Wendy Freedman

the cosmic microwave background measurements have a precision of better than 1 percent.

they've really set the bar very, very high.

And that's just not possible yet to make measurements at that level of accuracy when you're trying to use stars that are millions out to hundreds of millions of light years away.

So far, there is no indication that the measurements themselves are an issue.

So the measurements from the Planck satellite, this European satellite, which is still the gold standard in the field, it's all sky.

And there are two groups on the ground, one in the Atacama Desert and one at the South Pole, that in fact came out with very recent measurements.

And they're very much in agreement.

The issue is in order to get the Hubble constant from those measurements, you have to have a model to fit the data.

So this is the beauty of this.

Given the model, you predict what the Hubble constant today should be.

How do you test the model?

You measure the Hubble constant today.

So if you can measure it with enough accuracy, not just precision, but accuracy.

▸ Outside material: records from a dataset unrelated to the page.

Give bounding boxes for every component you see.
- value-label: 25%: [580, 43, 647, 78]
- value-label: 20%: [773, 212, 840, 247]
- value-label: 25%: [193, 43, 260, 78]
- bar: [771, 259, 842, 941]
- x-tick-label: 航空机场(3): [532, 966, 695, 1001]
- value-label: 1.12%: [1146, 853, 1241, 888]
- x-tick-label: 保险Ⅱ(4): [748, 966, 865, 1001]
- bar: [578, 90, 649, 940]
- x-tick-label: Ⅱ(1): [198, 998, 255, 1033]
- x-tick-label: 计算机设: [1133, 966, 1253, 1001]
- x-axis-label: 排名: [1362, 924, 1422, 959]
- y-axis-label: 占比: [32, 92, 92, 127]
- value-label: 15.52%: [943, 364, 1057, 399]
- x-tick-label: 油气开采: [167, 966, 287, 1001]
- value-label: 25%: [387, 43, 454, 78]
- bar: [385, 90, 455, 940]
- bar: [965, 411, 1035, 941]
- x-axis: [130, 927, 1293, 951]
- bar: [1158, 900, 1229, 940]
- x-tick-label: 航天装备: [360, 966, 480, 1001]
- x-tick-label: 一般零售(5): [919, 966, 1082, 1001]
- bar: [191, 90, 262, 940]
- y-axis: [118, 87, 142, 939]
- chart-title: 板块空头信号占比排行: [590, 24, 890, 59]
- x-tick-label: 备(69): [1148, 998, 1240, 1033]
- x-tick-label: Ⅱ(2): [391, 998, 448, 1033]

So, you know, if you have a coin and you flip it, um,

If you do it a few times, you might get more heads than tails.

If you do it enough times and your coin isn't weighted in some funny way, it's going to come out 50-50.

And the more times you make the measurement, the more accurate your measurement is going to be.

But then there are other kinds of errors that no matter how many times you make your measurement, you're still going to have what we call systematic errors.

And an example of a systematic error would be

We know that stars like Cepheids form in the disc of galaxies where there's astrophysical dust.